L'ideale cristiano e religioso |
2 È il timore filiale che lo Spirito Santo dà all'anima col suo settimo dono, perché è opera della Carità perfetta.
Il dono del timore riguarda quindi principalmente Dio, di cui fa evitare l'offesa, e così corrisponde alla virtù della speranza.
In secondo luogo riguarda anche tutto ciò che l'anima deve fuggire per evitare l'offesa di Dio.
Tra questi oggetti, importa fuggire massimamente i piacere sensibili perché più fortemente inclinano al male.
Così il dono del timore corrisponde ugualmente alla virtù della temperanza.
Perché il dono del timore non ha per principale oggetto il male da evitare, ma piuttosto Dio stesso, capace di infliggere al peccatore la separazione dal bene supremo?
Perché tale dono, come particolare carattere di ogni dono dello Spirito Santo, deve principalmente riferirsi a Dio.
I doni dello Spirito Santo non hanno altro scopo che di rendere l'anima docile allo stesso Spirito.

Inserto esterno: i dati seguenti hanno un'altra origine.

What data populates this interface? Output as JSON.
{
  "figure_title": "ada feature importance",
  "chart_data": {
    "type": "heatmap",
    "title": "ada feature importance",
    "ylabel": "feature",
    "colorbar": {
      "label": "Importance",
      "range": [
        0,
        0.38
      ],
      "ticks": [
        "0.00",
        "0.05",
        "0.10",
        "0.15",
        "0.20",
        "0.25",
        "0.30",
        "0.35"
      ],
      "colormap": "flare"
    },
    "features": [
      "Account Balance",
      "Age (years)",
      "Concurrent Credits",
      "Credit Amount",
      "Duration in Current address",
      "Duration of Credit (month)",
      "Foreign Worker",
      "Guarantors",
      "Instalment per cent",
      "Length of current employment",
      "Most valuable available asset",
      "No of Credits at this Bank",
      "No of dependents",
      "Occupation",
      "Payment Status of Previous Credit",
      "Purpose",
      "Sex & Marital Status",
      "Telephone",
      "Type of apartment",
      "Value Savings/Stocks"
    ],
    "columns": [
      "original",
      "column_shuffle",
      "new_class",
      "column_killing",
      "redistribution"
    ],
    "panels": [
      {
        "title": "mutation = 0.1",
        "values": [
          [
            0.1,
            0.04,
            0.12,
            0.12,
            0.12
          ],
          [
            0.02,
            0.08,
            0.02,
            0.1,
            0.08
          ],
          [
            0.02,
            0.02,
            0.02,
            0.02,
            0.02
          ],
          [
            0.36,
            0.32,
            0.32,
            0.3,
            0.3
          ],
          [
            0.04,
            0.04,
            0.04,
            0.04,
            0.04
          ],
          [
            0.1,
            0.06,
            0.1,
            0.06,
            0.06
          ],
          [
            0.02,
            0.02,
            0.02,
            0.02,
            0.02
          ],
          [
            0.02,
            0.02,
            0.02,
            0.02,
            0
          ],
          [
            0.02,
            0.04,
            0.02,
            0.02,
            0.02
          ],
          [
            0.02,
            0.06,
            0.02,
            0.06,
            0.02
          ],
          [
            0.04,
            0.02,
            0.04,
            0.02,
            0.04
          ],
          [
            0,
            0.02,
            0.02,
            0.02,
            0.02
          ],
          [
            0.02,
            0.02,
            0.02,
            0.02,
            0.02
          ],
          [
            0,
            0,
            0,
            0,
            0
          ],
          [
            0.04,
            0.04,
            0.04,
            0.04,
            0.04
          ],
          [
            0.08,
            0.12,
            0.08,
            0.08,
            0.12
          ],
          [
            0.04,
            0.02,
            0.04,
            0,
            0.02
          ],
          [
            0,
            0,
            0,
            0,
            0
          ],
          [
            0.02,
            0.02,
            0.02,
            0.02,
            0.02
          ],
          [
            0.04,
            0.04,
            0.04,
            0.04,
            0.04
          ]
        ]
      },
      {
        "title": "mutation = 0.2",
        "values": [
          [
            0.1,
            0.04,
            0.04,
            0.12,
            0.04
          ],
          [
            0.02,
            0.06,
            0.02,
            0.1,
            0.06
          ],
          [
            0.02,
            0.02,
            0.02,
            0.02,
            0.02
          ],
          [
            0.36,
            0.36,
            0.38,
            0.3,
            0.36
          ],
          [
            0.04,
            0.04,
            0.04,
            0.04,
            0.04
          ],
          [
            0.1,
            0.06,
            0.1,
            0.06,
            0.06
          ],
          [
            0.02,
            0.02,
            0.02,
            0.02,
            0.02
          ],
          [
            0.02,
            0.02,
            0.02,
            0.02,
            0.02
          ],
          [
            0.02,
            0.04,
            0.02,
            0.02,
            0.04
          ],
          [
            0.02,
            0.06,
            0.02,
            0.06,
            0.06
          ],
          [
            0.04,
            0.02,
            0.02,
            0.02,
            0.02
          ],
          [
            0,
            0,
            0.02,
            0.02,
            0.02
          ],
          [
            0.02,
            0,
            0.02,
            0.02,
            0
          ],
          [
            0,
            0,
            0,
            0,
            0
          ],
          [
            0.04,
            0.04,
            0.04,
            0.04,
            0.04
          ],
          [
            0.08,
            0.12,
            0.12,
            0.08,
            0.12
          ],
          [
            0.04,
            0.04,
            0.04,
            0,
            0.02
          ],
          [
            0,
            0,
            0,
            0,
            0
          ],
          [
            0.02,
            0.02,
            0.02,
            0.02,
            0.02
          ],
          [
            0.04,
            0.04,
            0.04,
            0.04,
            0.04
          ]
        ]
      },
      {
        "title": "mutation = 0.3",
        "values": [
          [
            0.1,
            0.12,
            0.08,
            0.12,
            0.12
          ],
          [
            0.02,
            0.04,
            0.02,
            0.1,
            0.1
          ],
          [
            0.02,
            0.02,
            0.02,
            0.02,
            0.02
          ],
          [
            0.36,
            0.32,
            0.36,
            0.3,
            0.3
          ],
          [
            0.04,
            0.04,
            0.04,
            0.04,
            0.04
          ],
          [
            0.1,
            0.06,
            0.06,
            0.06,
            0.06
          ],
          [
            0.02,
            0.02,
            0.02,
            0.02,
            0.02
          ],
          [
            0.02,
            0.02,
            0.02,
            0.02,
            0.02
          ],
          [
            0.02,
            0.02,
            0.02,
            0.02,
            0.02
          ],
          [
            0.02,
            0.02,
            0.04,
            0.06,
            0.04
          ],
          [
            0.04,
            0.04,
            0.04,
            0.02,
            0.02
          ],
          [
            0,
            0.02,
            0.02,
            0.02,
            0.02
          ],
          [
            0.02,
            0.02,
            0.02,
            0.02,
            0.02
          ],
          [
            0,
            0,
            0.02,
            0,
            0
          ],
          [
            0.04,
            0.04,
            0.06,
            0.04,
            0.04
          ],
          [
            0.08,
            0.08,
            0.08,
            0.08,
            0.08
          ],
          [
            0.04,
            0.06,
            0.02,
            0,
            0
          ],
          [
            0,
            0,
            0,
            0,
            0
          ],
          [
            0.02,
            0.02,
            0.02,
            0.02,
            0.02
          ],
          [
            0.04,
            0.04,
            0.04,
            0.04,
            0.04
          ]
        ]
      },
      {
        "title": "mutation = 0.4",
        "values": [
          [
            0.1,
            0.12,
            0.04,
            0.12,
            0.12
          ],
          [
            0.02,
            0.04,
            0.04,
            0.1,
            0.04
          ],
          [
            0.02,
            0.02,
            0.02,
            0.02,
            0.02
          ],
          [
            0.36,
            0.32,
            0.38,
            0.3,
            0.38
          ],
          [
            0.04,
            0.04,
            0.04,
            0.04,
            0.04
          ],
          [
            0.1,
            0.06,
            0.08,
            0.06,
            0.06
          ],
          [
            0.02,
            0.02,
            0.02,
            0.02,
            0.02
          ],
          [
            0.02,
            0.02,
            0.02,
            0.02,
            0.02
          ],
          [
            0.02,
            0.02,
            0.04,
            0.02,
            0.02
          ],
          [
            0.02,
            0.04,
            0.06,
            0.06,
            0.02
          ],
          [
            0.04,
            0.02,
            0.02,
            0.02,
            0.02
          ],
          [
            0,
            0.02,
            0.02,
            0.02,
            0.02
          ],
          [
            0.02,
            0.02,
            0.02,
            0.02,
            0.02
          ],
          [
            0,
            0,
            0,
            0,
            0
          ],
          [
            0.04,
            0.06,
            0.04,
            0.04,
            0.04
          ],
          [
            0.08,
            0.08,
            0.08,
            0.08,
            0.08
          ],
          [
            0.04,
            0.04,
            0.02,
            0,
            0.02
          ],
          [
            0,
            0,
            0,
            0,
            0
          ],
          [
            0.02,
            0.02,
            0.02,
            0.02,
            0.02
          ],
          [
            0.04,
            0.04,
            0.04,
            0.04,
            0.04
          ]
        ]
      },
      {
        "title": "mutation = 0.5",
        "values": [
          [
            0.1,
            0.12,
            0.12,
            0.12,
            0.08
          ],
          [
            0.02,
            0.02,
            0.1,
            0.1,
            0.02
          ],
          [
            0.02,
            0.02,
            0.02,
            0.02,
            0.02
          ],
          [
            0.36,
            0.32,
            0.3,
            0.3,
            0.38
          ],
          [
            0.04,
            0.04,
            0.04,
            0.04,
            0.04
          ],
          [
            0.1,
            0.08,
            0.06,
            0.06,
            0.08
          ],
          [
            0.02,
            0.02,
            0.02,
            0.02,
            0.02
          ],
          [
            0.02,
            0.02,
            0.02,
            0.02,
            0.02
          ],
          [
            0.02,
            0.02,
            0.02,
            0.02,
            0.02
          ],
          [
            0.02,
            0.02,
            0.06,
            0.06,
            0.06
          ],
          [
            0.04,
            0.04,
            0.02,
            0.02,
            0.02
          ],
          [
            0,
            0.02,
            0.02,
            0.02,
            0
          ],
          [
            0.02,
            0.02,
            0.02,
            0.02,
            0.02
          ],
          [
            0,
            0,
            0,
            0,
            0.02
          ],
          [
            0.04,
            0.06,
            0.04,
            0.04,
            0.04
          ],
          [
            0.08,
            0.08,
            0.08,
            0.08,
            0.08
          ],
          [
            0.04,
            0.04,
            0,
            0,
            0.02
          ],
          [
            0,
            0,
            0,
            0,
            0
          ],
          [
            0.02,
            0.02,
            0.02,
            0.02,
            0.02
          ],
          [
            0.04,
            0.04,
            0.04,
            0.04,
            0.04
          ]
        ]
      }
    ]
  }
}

È poi necessario che il dono del timore si riferisca pure alla suprema Maestà, in quanto le appartiene di punire l'anima peccatrice.
Senza di ciò il dono del timore si confonderebbe sia con la Carità che ama Dio, Maestà sovranamente amabile, sia con la virtù della religione che rende i propri omaggi a Dio, principio di ogni nostro bene.
L'atto speciale che ci fa compiere il dono del timore è quindi il rispetto verso Dio, maestà infinita, capace di punire il peccato col separarci da Lui; è poi, finché noi siamo quaggiù, la fuga di questo male sommo che è la separazione da Dio.
Questa fuga dal peccato, capace di allontanarci da Dio e questa totale sottomissione alla sua suprema e infinita Maestà hanno come effetto di soffocare nelle potenze dell'anima ogni movimento di sufficienza e d'orgoglio, e nel corpo ogni desiderio smodato di piaceri sensuali.
Frenare, reprimere tale è di fatto, come la quotidiana esperienza ce lo insegna, l'effetto di ogni timore e perciò, a fortiori, del timore più nobile, più elevato e più efficace.